Direct postal service for the exchange of correspondence and packages between Cuba and the United States has been held up since last March, the Correos de Cuba business group reported last week.

The company’s first vice president, Zoraya Bravo, said that the services of correspondence and packages between the two nations continues, but in a limited way, since to do so it is now necessary to resort to third countries.

Postal service has decreased up to 46 percent with respect to 2016, since having to resort to third countries makes the process difficult, the official explained.

Direst postal service between Cuba and the United States was reestablished in March 2016, after five decades of being interrupted, as a result of an agreement signed the previous year by the Cuban government and the Barack Obama administration, in the framework of the thawing.

Bravo explained that with the start of direct commercial flights – also agreed upon in December 2015 – charter flights were contracted for the shipments with three trips a week, which was later reduced to two frequencies.

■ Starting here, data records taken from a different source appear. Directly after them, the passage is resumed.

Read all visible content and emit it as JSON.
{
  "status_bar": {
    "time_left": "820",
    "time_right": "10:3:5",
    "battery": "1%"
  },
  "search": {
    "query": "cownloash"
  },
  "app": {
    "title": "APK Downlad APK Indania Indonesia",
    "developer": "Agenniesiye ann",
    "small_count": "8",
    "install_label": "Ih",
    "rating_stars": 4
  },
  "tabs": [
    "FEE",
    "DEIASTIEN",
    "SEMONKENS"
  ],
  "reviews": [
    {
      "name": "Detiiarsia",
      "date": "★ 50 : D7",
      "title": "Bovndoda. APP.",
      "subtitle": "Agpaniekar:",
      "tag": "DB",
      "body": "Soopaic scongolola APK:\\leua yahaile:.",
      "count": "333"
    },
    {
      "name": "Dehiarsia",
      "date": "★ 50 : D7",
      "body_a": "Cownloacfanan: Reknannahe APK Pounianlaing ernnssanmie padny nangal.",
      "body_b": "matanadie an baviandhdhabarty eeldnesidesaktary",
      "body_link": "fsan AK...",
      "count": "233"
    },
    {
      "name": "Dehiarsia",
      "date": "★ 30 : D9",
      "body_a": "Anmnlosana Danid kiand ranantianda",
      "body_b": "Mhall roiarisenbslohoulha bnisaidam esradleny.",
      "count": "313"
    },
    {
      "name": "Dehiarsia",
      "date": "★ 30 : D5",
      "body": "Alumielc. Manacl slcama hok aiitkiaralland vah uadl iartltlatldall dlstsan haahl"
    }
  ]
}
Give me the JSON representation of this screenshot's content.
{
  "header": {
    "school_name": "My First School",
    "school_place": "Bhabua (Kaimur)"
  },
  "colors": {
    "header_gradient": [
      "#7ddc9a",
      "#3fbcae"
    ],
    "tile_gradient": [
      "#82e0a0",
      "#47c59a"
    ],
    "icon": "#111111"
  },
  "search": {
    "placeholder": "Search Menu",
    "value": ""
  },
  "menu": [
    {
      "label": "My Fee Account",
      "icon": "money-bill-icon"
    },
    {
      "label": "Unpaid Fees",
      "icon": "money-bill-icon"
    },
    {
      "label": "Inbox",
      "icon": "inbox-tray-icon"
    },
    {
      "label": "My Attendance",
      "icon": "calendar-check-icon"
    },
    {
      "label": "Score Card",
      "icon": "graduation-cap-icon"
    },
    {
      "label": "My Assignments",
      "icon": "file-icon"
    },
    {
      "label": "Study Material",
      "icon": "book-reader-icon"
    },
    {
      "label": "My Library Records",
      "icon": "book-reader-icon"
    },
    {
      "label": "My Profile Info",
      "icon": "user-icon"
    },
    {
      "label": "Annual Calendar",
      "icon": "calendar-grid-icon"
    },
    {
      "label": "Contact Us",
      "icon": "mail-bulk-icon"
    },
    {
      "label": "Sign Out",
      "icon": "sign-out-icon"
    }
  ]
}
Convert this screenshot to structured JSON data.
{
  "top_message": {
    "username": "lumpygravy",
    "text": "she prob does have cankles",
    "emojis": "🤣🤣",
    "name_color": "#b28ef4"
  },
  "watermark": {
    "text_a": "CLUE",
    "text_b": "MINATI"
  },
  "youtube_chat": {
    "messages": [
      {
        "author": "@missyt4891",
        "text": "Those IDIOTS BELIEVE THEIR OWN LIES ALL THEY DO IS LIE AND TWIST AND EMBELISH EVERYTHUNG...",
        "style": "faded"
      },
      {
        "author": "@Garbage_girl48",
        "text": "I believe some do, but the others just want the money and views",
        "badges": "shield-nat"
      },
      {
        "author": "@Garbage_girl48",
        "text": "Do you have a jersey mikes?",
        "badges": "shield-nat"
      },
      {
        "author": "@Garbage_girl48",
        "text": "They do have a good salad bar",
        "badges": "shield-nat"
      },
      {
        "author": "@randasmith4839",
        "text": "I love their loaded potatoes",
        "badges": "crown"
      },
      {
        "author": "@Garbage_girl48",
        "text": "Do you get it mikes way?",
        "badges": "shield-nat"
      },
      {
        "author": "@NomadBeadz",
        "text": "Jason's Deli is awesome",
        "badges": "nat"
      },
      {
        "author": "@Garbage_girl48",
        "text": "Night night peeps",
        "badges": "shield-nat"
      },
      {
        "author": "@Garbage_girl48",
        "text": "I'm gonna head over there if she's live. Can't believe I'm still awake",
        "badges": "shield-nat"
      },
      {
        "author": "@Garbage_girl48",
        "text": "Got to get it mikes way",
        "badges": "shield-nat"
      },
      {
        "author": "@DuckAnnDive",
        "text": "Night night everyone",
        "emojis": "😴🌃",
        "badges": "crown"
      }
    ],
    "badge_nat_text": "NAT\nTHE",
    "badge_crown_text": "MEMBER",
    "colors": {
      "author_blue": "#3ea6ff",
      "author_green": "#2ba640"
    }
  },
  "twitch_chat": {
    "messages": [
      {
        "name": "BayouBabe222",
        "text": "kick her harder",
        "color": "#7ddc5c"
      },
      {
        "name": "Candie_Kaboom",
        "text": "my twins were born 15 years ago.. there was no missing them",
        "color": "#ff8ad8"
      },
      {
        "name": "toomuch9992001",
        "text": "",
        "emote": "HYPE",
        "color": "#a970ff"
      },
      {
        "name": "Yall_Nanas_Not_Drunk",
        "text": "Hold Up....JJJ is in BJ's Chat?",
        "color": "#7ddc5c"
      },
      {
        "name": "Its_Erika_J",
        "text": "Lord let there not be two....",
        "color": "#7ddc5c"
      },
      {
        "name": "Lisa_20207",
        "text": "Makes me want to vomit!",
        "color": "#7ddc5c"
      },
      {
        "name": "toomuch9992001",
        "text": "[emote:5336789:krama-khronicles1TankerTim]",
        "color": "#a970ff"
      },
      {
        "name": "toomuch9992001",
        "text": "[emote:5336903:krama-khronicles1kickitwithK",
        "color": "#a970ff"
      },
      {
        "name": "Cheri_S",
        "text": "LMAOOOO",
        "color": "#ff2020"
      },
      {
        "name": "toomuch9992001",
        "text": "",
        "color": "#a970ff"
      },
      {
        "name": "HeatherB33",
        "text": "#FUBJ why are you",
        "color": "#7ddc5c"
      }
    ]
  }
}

According to Bravo, after a year they had to be stopped since the pilot plan was about to expire, and since then the procedures began to regularize the exchange through commercial airlines, but since last March the Cuban side has been waiting for a reply on the date for the reestablishment.

New rollback

The sending of mail between the two countries had been suspended in 1968, after the explosion of a bomb from New York in a postal bag, according to the Cuban media.

For decades, the postal link between Cuba and the United States was carried out through a third country and the negotiations to regularize the direct service, which began in 2009, were interrupted for several years until they were resumed in 2013.

After 48 years of suspension, on December 11, 2015 Cuba and the U.S. agreed to reestablish direct postal service through a pilot plan to transport packages and correspondence between the two countries.

In recent months, after Donald Trump’s arrival to the U.S. presidency, new tensions have cropped up between the governments of Havana and Washington, marked by the announcement of a policy toward the island far from the rapprochement that characterized that of his predecessor.

That situation has aggravated in recent days after the Trump administration’s decision to withdraw 60 percent of the personnel of its embassy in Havana and the expulsion of 15 officials from the Cuban mission in Washington, a measure motivated by alleged “acoustic attacks” suffered by some 20 U.S. diplomats on the island.